Pensare di dare qualunque contributo pubblico alle aziende è eticamente sbagliato, perché vanno date opportunità, nuove opportunità. Nella buona fede di difendere il singolo posto di lavoro si è creata una voragine generazionale. Anziché sovvenzionare imprese che avrebbero comunque finito per uscire dal mercato, occorreva generare opportunità perché si creassero nuove imprese dove riposizionare chi perdeva i posti di lavoro nelle altre.

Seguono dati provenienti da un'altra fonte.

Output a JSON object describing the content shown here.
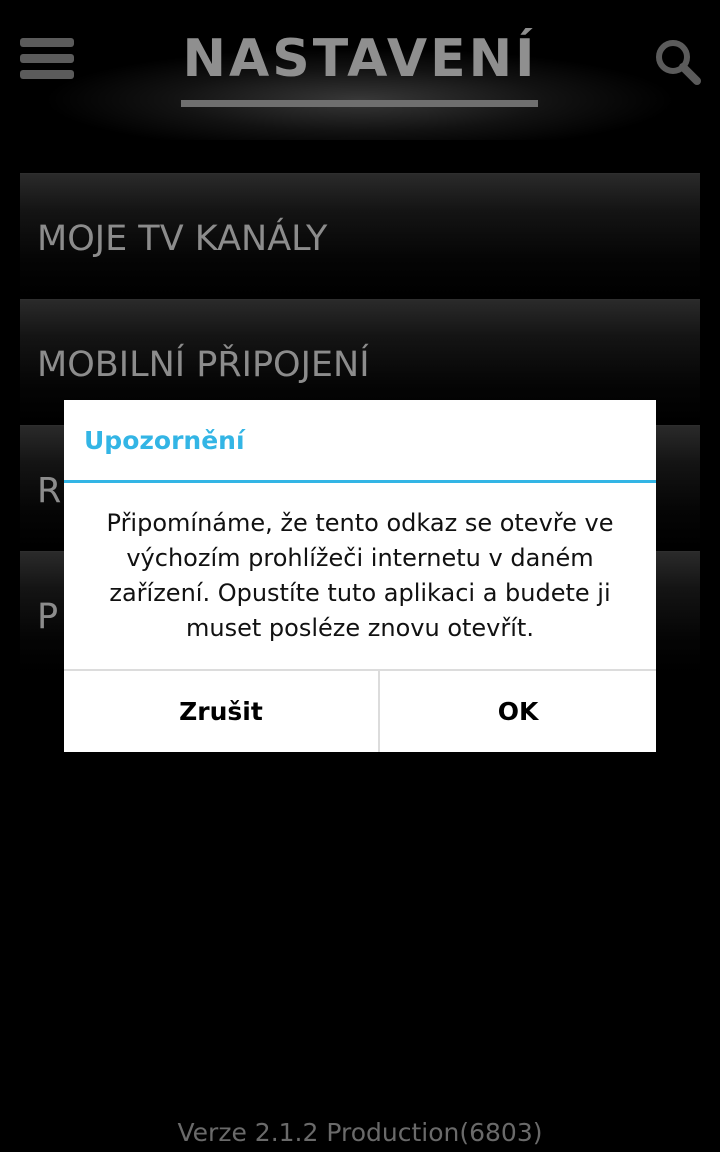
{
  "header": {
    "title": "NASTAVENÍ",
    "menu_icon": "hamburger-menu-icon",
    "search_icon": "search-icon"
  },
  "settings": {
    "items": [
      {
        "label": "MOJE TV KANÁLY"
      },
      {
        "label": "MOBILNÍ PŘIPOJENÍ"
      },
      {
        "label": "R"
      },
      {
        "label": "P"
      }
    ]
  },
  "dialog": {
    "title": "Upozornění",
    "message": "Připomínáme, že tento odkaz se otevře ve výchozím prohlížeči internetu v daném zařízení. Opustíte tuto aplikaci a budete ji muset posléze znovu otevřít.",
    "cancel_label": "Zrušit",
    "ok_label": "OK"
  },
  "footer": {
    "version": "Verze 2.1.2 Production(6803)"
  },
  "colors": {
    "background": "#000000",
    "accent": "#33b5e5",
    "text_gray": "#8c8c8c"
  }
}
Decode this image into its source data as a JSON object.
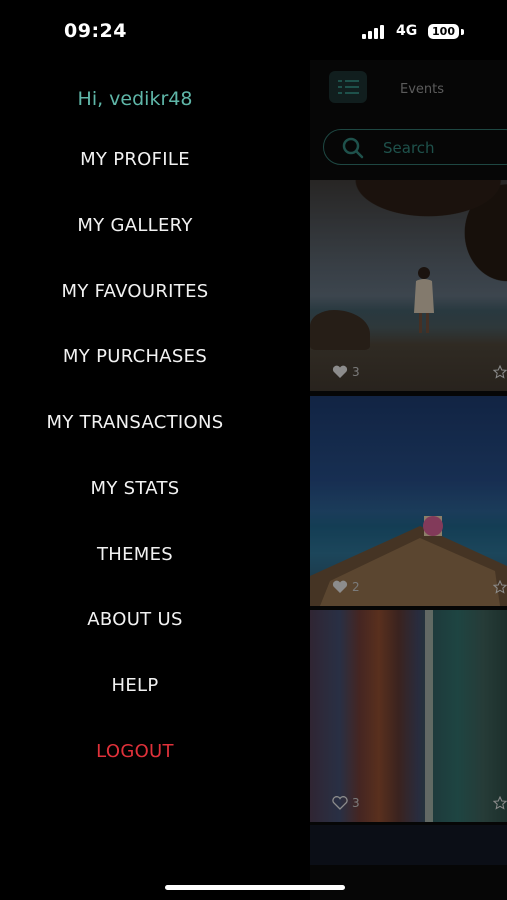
{
  "status_bar": {
    "time": "09:24",
    "network": "4G",
    "battery": "100"
  },
  "drawer": {
    "greeting": "Hi, vedikr48",
    "items": [
      {
        "label": "MY PROFILE"
      },
      {
        "label": "MY GALLERY"
      },
      {
        "label": "MY FAVOURITES"
      },
      {
        "label": "MY PURCHASES"
      },
      {
        "label": "MY TRANSACTIONS"
      },
      {
        "label": "MY STATS"
      },
      {
        "label": "THEMES"
      },
      {
        "label": "ABOUT US"
      },
      {
        "label": "HELP"
      },
      {
        "label": "LOGOUT"
      }
    ]
  },
  "main": {
    "view_toggle_icon": "list-icon",
    "events_label": "Events",
    "search": {
      "placeholder": "Search",
      "icon": "search-icon"
    },
    "cards": [
      {
        "likes": "3"
      },
      {
        "likes": "2"
      },
      {
        "likes": "3"
      }
    ]
  },
  "colors": {
    "accent": "#2f7d74",
    "greeting": "#5fb6a8",
    "logout": "#e0313a",
    "background": "#000000"
  }
}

Invece è andata in modo diverso: la cassa integrazione è durata un po’, per altri c’è stata la mobilità, ma alla fine l’azienda ha chiuso. Questo sì che è immorale e irresponsabile.

Le nostre azioni dovrebbero essere volte per fare la scelta migliore per noi e per il gruppo. Purtroppo non è stato così e la deindustrializzazione inesorabile come un ghiacciaio s’è fatta avanti. E quando un’azienda chiude non se ne apre facilmente un’altra. Su 100 di imprese chiuse, se ne sono aperte 70 nuove grazie agli stranieri. Questo è buono per il PIL, ma gli operai e gli impiegati italiani che lavoravano nelle imprese ora chiuse che fine hanno fatto?

Nessuno se lo domanda, tutto va a rotoli. E poi dicono che la crisi della banche, ma magari fosse solo quello! La crisi viene da lontano ed ha una origine etica, in particolare affoga nella irresponsabilità della mancanza di una politica industriale e di una capacità di rinnovarsi delle imprese.